Your Turn!
Now it’s your turn. Download this document for a recap of the blocks we covered in this lesson and some hands-on exercises for you to explore.
What You Have Learned in This Lesson
In this lesson you have learned about "next token prediction", one of the important concepts of generative AI and modern Large Language Models (LLMs).
If you are looking for teaching resources or more information, check out this blog post about Snap!GPT.
n-grams in Natural Language Processing
When Claude Shannon, also known as the "father of information theory", published his paper "A Mathematical Theory of Communication" in 1948, he developed a mathematical framework for understanding communication. In his work, he was trying to improve the reliability of long-distance communication like telephones or telegraphs by increasing the signal-to-noise ratio.
Shannon was interested in how information can be transmitted and stored efficiently and how the information in a message can be quantified. Therefore, he was investigating how to mathematically describe the structure of language – not from a grammatical but rather a statistical perspective.
At the time, most linguists tried to analyze and model language through complex grammatical rules. Shannon followed a different approach. He assumed that language contains statistical patterns: some words are more likely to follow certain other words. Because word sequences do not occur with equal probability, he argued that much of language structure could be described using these probabilities.
To do this, he introduced the concept of n-grams, sequences of n consecutive words (or characters). By studying how frequently such sequences occur, Shannon showed that it is possible to approximate language structure using statistical methods rather than explicit grammatical rules.

If you want to dive deeper into Shannon’s mathematical approach to information theory, you can read his paper here.
Next Token Prediction
The next token prediction used in modern generative AI requires input data where the order of tokens encodes meaning. This is the case for words in a sentence where changing the order can change the meaning of the sentence. It is also true for the order of musical notes in a composition which determines the melody.

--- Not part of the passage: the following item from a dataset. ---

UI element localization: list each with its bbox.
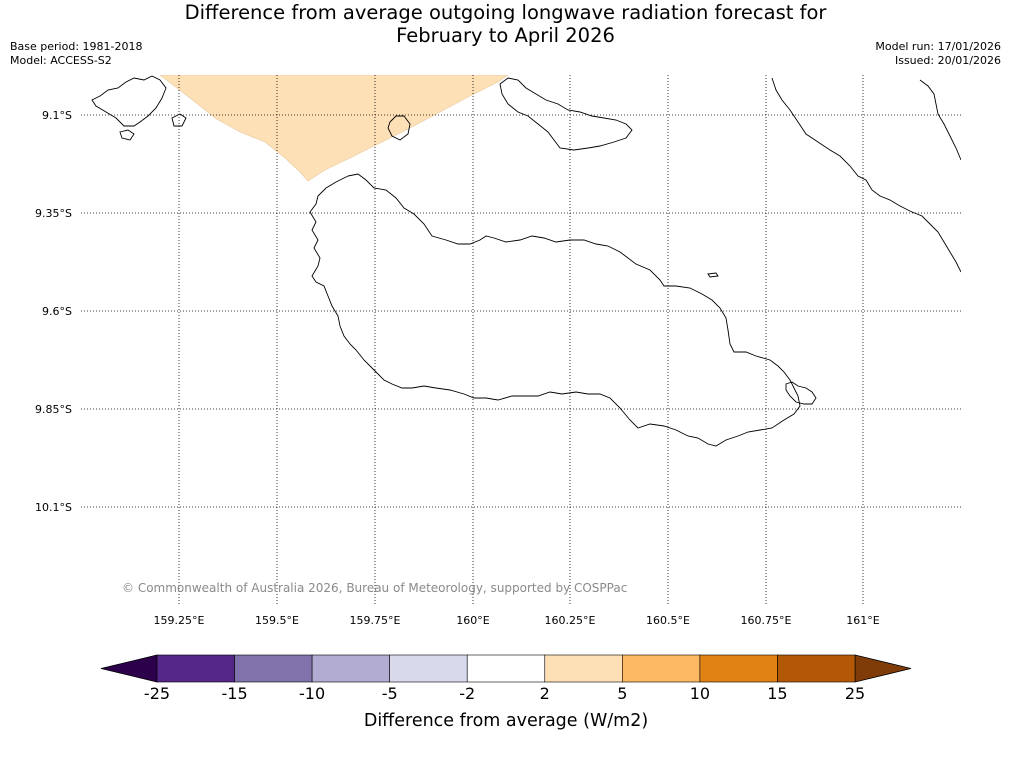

In addition, next-token prediction only works well if some tokens are more likely than others to follow a given sequence, there must be meaningful differences in the probabilities of potential next tokens.
For example, most humans know that in the sequence
Once upon a _
the next token is more likely the word "time" than the word "flowerpot" or "coffee".
A computer system should also be able to predict that next token correctly, because in its corpus (all texts that were used for training), it should have more tetragrams where the fourth element is the word "time" than any of the other suggested words.

Context Window
The more information you have about the previous sequence the easier it gets to predict a fitting next token. The number of tokens you can take into consideration to predict the next one is called the "context window" of a model.
In our case, the context window was 4 words, because our maximum n-gram size was 5. In modern LLMs, the context window is several thousand words, therefore they can generate grammatically better texts and keep track of at least large parts of a conversation.